PICTURED: The 36-collective units of the ASKAP telescope system in Australia.
WESTERN OUTBACK, Australia, December 1st, 2020. The world-leading CSIRO telescope in Australia has mapped the entire southern sky in stunning detail and record time, identifying 3 million never-before-seen galaxies all in just 300 hours.
This was announced on Tuesday by the Australian national science agency CSIRO, and has quickly made headlines around the world as the having produced a new atlas of the universe.
Previous telescopic all-sky surveys of the cosmos have taken years, and required tens of thousands of images to assemble.
The telescope, known as the Australian Square Kilometre Array Pathfinder (ASKAP) is a collection of 36 dish antennae that work in tandem to sew together high-resolution images to create panoramic photos of the universe.

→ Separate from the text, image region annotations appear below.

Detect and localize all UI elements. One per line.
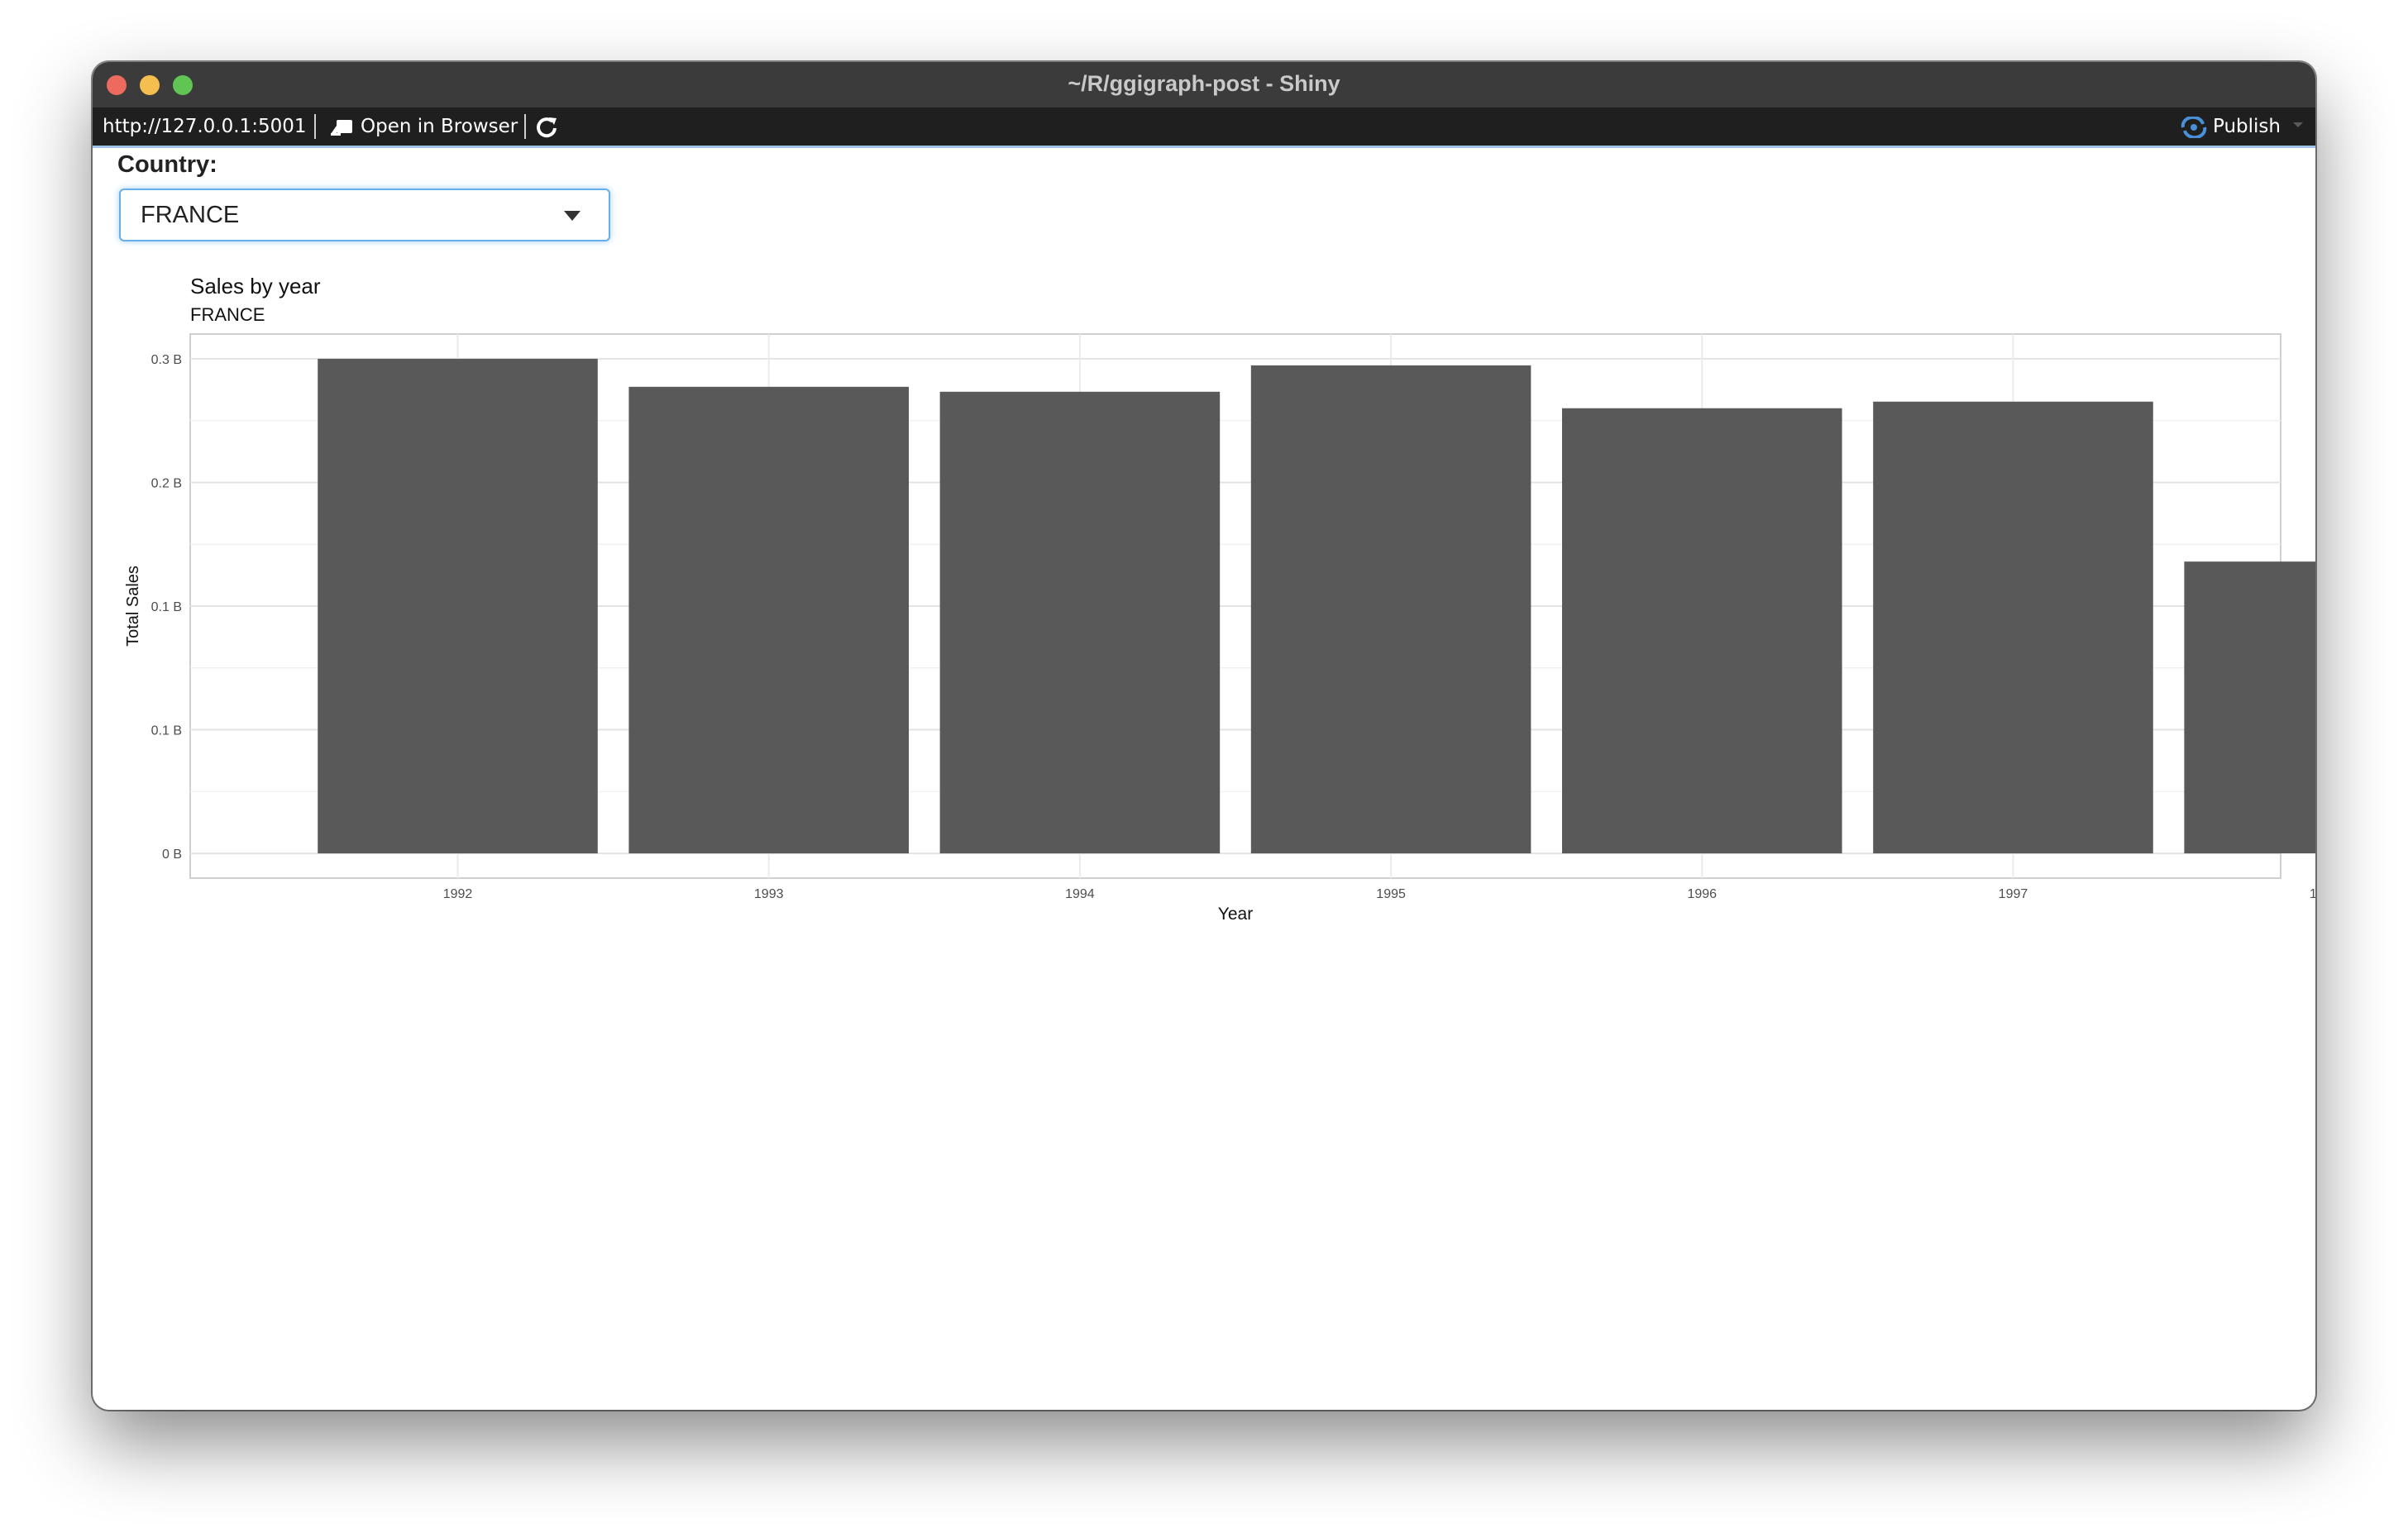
chart-subtitle: FRANCE [190, 304, 265, 325]
bar-1994 [939, 391, 1221, 854]
x-tick-label: 1992 [443, 887, 473, 901]
app-window: ~/R/ggigraph-post - Shiny http://127.0.0… [93, 62, 2315, 1410]
sales-chart: 0 B 0.1 B 0.1 B 0.2 B 0.3 B 1992 1993 1994 1995 1… [124, 274, 2315, 924]
bar-1992 [318, 358, 598, 854]
bar-1997 [1873, 401, 2153, 854]
y-axis-title: Total Sales [124, 566, 142, 647]
bar-1998 [2184, 561, 2315, 854]
y-tick-label: 0.2 B [151, 476, 182, 490]
x-tick-label: 1996 [1687, 887, 1717, 901]
x-tick-label: 1994 [1065, 887, 1095, 901]
bar-1995 [1250, 365, 1531, 854]
x-tick-label: 1997 [1999, 887, 2028, 901]
x-axis-title: Year [1218, 905, 1253, 924]
x-tick-label: 1993 [754, 887, 784, 901]
x-tick-label: 1998 [2310, 887, 2315, 901]
y-tick-label: 0.1 B [151, 724, 182, 738]
chart-title: Sales by year [190, 274, 321, 298]
bar-1993 [628, 386, 909, 854]
y-tick-label: 0 B [162, 848, 182, 862]
y-tick-label: 0.3 B [151, 353, 182, 367]
x-tick-label: 1995 [1376, 887, 1406, 901]
y-tick-label: 0.1 B [151, 600, 182, 614]
bar-1996 [1562, 408, 1842, 854]
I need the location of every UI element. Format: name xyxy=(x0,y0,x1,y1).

High-resolution is different for ASKAP than for your iPhone, and the eventual 903 images it took to create the new atlas are made up of 70 billion pixels amounting to 26 terabytes of data according to CSIRO. This monumental load, which began as 13.5 “exabytes” was processed by a supercomputer called the “Galaxy” at the Pawsey Supercomputing Center.
“ASKAP is applying the very latest in science and technology to age-old questions about the mysteries of the Universe and equipping astronomers around the world with new breakthroughs to solve their challenges,” CSIRO Chief Executive Dr. Larry Marshall said in a statement.
3 million new galaxies is a lot of territory to explore, so presumably ASKAP is only just getting started.
“This census of the Universe will be used by astronomers around the world to explore the unknown and study everything from star formation to how galaxies and their supermassive black holes evolve and interact,” lead author and CSIRO astronomer Dr. David McConnell said.
He continued to suggest that potentially tens of millions of galaxies await discovery with this new telescope/supercomputer pairing in the future.